Sunday, March 15, 2015

                                                            Fourth Sunday of Lent, Year B
                                                   2 Chr 36:14-16, 19-23: Eph 2:4-10:  Jn 3:14-21
                                                                Walk in the Light of God
The presentation of a Lighted candle is an essential part of the baptismal rite and other liturgical ceremonies in the Church. This ceremony of the light is an invitation to the newly baptized alongside their parents and godparents to walk in the light of God all the days of their life. The lyrics of a common song which I usually chant as I invite parents and God parents to light their candles is: “The spirit lives to set us free, walk in the light, he died on the cross on Calvary, walk in the light; to save the lost like you and me, walk in the light…and walk in the light of God.

In the first chapter of his first letter, John presents God as light, and in Him there is no darkness (1Jn 1:5-10). Walking in the light is the opposite of walking in darkness. It means seeing reality for what it is and being controlled by desires that accord with God’s light. If God is light and in him there is no darkness at all, then he is the bright pathway to the fulfillment of all our deepest longings and desires.
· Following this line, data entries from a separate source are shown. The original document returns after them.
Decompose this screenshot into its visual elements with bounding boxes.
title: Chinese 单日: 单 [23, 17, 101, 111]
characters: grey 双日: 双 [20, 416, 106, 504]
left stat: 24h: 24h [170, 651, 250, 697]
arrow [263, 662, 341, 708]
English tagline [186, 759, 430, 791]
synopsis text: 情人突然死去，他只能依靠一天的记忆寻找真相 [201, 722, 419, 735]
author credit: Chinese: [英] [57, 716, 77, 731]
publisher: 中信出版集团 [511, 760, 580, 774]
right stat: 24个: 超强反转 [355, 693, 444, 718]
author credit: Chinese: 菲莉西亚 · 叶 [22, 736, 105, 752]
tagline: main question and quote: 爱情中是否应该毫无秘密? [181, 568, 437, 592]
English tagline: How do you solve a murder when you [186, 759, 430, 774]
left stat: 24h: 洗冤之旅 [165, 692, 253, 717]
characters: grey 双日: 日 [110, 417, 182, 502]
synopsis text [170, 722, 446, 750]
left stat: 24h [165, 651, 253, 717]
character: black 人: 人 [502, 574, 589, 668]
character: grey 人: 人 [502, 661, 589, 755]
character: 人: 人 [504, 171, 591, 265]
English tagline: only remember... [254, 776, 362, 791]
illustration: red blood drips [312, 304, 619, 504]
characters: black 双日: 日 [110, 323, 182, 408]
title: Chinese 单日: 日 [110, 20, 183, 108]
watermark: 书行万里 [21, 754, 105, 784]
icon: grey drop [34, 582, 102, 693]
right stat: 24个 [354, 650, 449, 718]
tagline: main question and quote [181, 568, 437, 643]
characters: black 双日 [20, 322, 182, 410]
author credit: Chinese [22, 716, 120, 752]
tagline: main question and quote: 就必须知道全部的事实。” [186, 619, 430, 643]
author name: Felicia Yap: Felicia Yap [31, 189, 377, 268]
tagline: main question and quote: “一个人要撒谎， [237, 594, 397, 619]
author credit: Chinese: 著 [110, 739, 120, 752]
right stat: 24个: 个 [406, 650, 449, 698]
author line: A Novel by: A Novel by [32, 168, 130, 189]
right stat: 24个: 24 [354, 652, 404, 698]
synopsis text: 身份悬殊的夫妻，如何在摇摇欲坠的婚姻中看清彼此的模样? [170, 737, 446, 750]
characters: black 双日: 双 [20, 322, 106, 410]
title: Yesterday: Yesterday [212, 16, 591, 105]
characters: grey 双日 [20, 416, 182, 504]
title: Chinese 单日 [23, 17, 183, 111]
He is the deliverer from all dark dangers and obstacles to joy.

By calling all his disciples friends and showing us the way to the Father, Jesus means that we should walk in the light of God by a way of life that is free from all works of darkness.  “I am the light of the world, anyone who follows me will not be walking in darkness, but he will have the light of life”(Jn 8:12).

Despite this invitation to walk in the light of God, many still prefer darkness to light. No doubt, Christ speaks clearly in the gospel that he didn’t come to condemn the world but to save us, yet he insists:  “And this is the verdict,  that the light came into the world, but people preferred darkness to light, because their works were evil. For everyone who does wicked things hates the light and does not come toward the light, so that his works might not be exposed. But whoever lives the truth comes to the light, so that his works may be clearly seen as done in God.”

If we say we have fellowship with God, yet we walk in darkness, we lie and do not live according to the truth. We are living in darkness when we hate one another or some people in our communities and in our families. He who hates his brother or sister is in the darkness and he who loves his brother or sister abides in the light (1Jn 2:8-11). Walking in the light means being a loving person and walking in the darkness means being a person of hate.

As we have it in the first reading, the princes, priests and people of Judah added infidelity on infidelity. Similarly, such acts of infidelity are perpetuated in our day and age: lie-telling, unfaithfulness, cheating are all works of darkness. Darkness has more to do with evil and crime than with the hour of the day. How often do we feel happy when we emerge from vicious activities without being caught, yet we fail to realize that no one can play hide and seek with God; for the eyes of the Lord are ten thousand times brighter than the sun as we have it in Sirach 23:18-19: “the man who dishonors his marriage bed says to himself, who can see me? Darkness surrounds me, walls hide me…he doesn’t realize that the eyes of the Lord, ten thousand times brighter than the sun, observe every step taken and see into hidden corners. We can escape the clutches of security cameras and human eyes but we can’t escape the notice of God.

As we continue our Lenten journey and our sojourn here below in general, let us walk in the light of God. This light gives true freedom, hope and joy. Life for us will always be happier and peaceful if we live without skeletons in our cupboards. Let us keep in mind that “For there is nothing hidden that will not be disclosed, and nothing concealed that will not be known or brought out into the open” (Lk 8:17).